Her opponent from UCUNF is the Tory Ian Parsley, a former deputy mayor of North Down who polled respectably in the European election. But don’t let that fool you: Ian was Euro candidate for the Alliance Party, from which he defected to the Tories less than a year ago. Indeed, in the 2005 local elections Ian came in dead last in the Holywood electoral division, only getting onto the council thanks to David Alderdice’s surplus. It’s hard to see what he brings to the UCUNF challenge – he isn’t an Ulster Unionist, doesn’t have a personal following amongst the Alliance voters of Holywood, and is not the sort of person who would obviously entice in DUP voters, although his young fogey style may resonate with those voters who liked the cut of Peter Weir’s jib.

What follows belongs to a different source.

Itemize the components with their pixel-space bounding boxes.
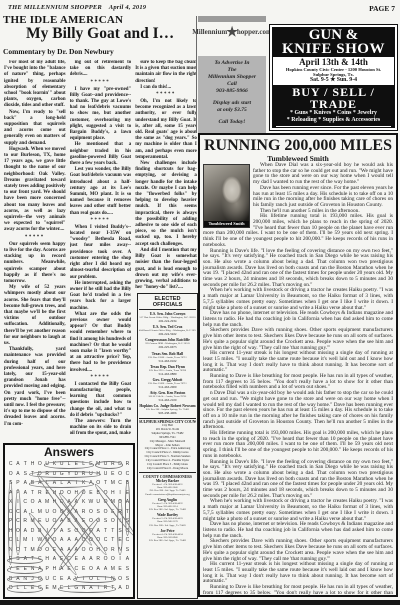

Also note the Tory vote of 2.5% in 2005, by far the best Tory showing in the north and indicating just how popular the British Conservative Party is here.
Speaking of Peter Weir, the DUP have chosen to stand down in Sylvia’s favour. But, while Peter is very much a New DUP candidate (he’s a defector from the UUP) and probably the majority of his vote is of that complexion too (as late as 1998 the DUP were only polling 7% here; most of the recent DUP expansion has been at the Cream Bun’s expense), not all of his vote will be a natural Hermon vote, and it’ll be interesting to see where that 35% goes. It’s not really a natural Parsley vote either, and the most one can say is that the TUV’s Kaye Kilpatrick will be putting in a strong bid for the unreconstructed part of the vote.
North Down is traditionally a strong area for Alliance, who’ve often polled in the high teens and sometimes in the low twenties; it should also be strong for the Greens, who have Brian Wilson as their sitting MLA in the constituency. In a first-past-the-post election, though, Stephen Farry and Steve Agnew are on a hiding to nothing, and will be facing a strong tactical squeeze from Hermon – especially Farry, since lots of Alliance voters will want to slap it up the turncoat Parsley. Mainly they’ll be jockeying for position ahead of next year’s PR elections, which are likely to be very unpredictable in North Down. As for the nationalist candidates, they may as well not bother here. They’re just running for form’s sake. Although it is nice to note that, in Liam Logan, the SDLP are running a prominent Ulster Scots native speaker.
 This was when Peter was waving around his list of twenty closeted gay MPs who he was going to out. One day the Belfast Telegraph reported that one of the MPs was local; the same day, Jim Kilfedder had a massive heart attack and dropped dead. OutRage! quietly revised their tactics after that.
 This relates to the fascinating story of the Campaign for Equal Citizenship, a bizarre alliance of dissident unionists, Ulster Tories, loyalist paramilitaries, gay rights activists and the British and Irish Communist Organisation. The BICO connection particularly perturbed the UUP leadership.
 Coincidentally, he’d just landed a job at Iain Duncan Smith’s Centre for Social Justice. But I’m sure that was only a coincidence.